Someday soon, Oposa plans to travel to college campuses and environmental law societies around the world, starting in the U.S., to reach more of the next generation. “It’s really the continuation of the Minors case,” he says. Next year, he and others (including Robinson of Pace Law School) are planning a global legal action on climate change, inviting lawyers all over the world to file lawsuits on the same day—“to stir the pot.”
In the meantime, he’s focused on his watery backyard. In May, the director of the Bureau of Fisheries was scheduled to give Oposa his own gunboat: “Too good to turn down,” he says—but hard to keep up. He’s already arranged for it to be maintained in a neighboring town, whose mayor, Alfredo Marañon, inspired the Visayan Sea Squadron and has been a supporter ever since.

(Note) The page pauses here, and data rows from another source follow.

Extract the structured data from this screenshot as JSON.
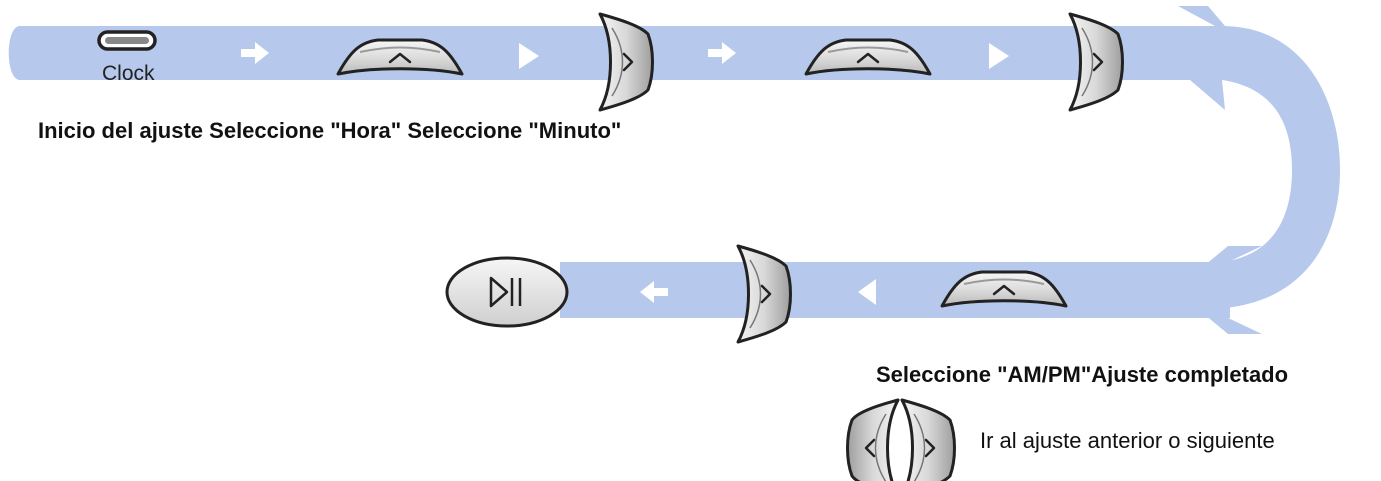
{
  "diagram": {
    "clock_button_label": "Clock",
    "caption_top": "Inicio del ajuste Seleccione \"Hora\" Seleccione \"Minuto\"",
    "caption_bottom": "Seleccione \"AM/PM\"Ajuste completado",
    "legend_text": "Ir al ajuste anterior o siguiente",
    "icons": {
      "clock_button": "clock-button-icon",
      "up_button": "up-arrow-button-icon",
      "next_button": "next-right-button-icon",
      "play_pause_button": "play-pause-button-icon",
      "prev_next_pair": "prev-next-pair-icon",
      "step_arrow": "step-arrow-icon",
      "step_triangle": "step-triangle-icon"
    },
    "colors": {
      "flow_band": "#B6C9EC",
      "button_fill": "#EDEDED",
      "button_stroke": "#222222",
      "step_marker": "#FFFFFF",
      "text": "#111111"
    }
  }
}
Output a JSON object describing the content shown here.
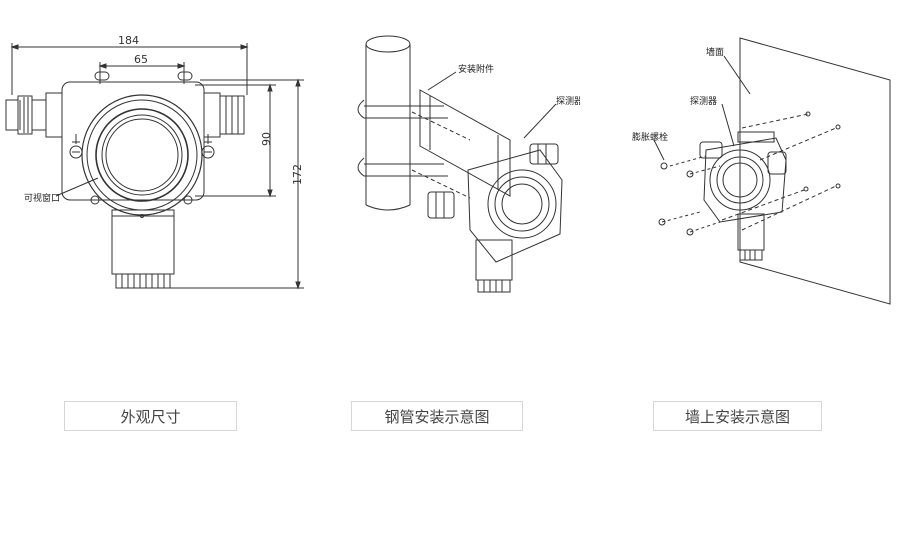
{
  "dimensions": {
    "width_total": "184",
    "width_holes": "65",
    "height_holes": "90",
    "height_total": "172"
  },
  "labels": {
    "viewing_window": "可视窗口",
    "pipe_accessory": "安装附件",
    "pipe_detector": "探测器",
    "wall_surface": "墙面",
    "wall_detector": "探测器",
    "expansion_bolt": "膨胀螺栓"
  },
  "captions": {
    "outline": "外观尺寸",
    "pipe_mount": "钢管安装示意图",
    "wall_mount": "墙上安装示意图"
  }
}
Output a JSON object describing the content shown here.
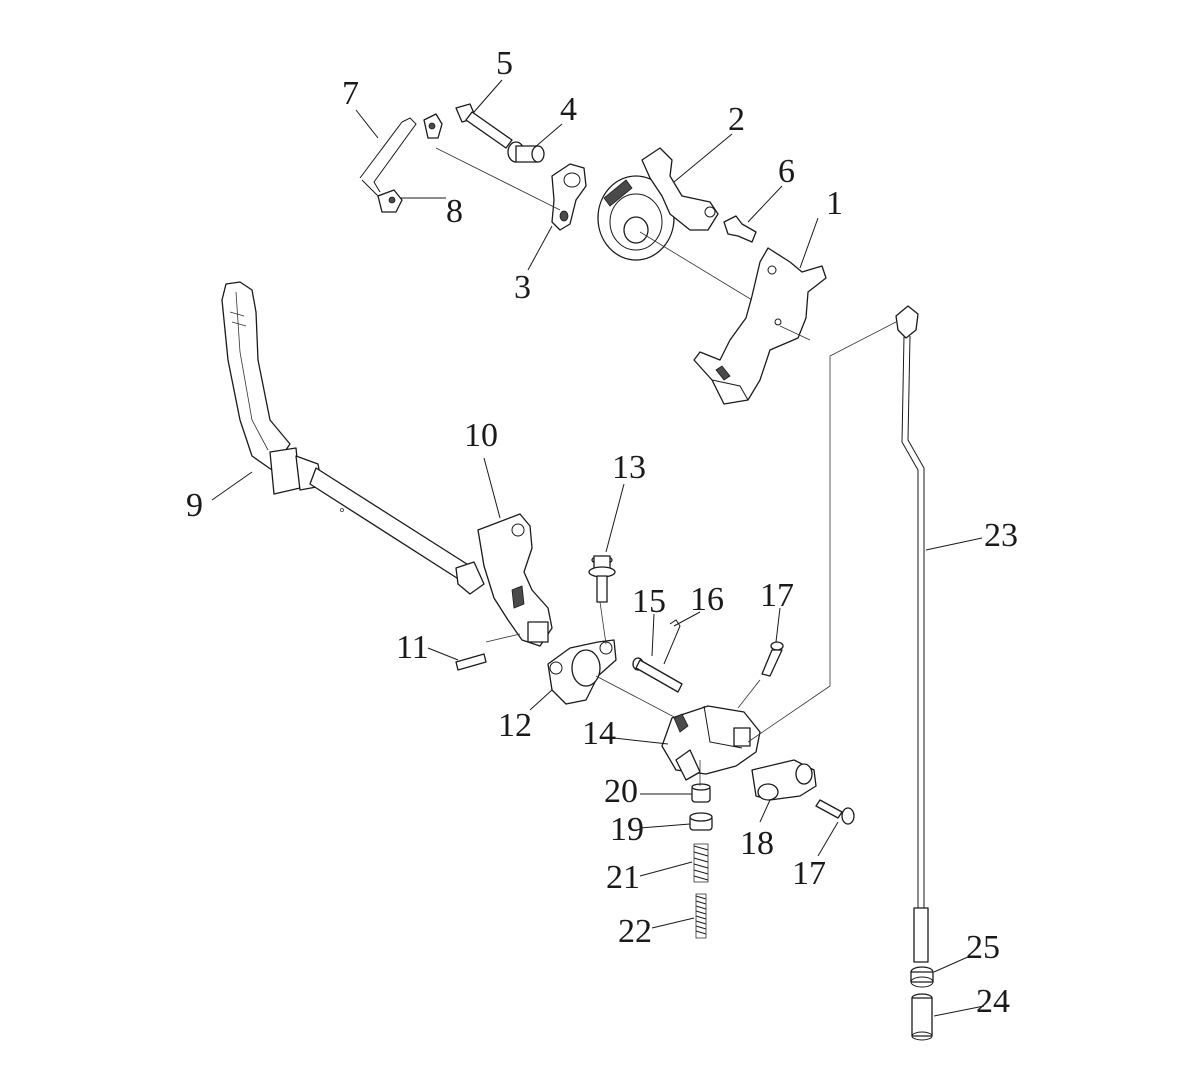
{
  "callouts": [
    "1",
    "2",
    "3",
    "4",
    "5",
    "6",
    "7",
    "8",
    "9",
    "10",
    "11",
    "12",
    "13",
    "14",
    "15",
    "16",
    "17",
    "17",
    "18",
    "19",
    "20",
    "21",
    "22",
    "23",
    "24",
    "25"
  ],
  "colors": {
    "line": "#1a1a1a",
    "background": "#ffffff"
  }
}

The boat will be used for enforcement, but Oposa’s plans are much bigger. “We have the people, the divers, the social organizers, the educators,” he says. “What I want to do is go from town to town, from village to village along the coast and help them organize marine-protected areas. Johnny Appleseed planted seeds of apple. We are trying to plant seeds for marine-protected areas.”
“I have these dreams,” says Oposa. “And somehow or other when I am persistent in my dream, things fall in place.”
Editor’s Note:
In late June, shortly after this story was filed, a typhoon hammered the Central Philippines, killing hundreds of people. Oposa was in Manila at the time, but he reports that much of Bantayan Island was flooded during the storm, and the School of the Seas collapsed under very strong winds. As he was preparing to travel to the island to assess the damage and at least begin to clean up, he couldn’t foresee how he could manage to rebuild the structure that had taken much of his savings. “It leaves a big hollow in my heart,” he wrote. Yet he adds that he considers himself lucky. “It could have been worse, much worse.”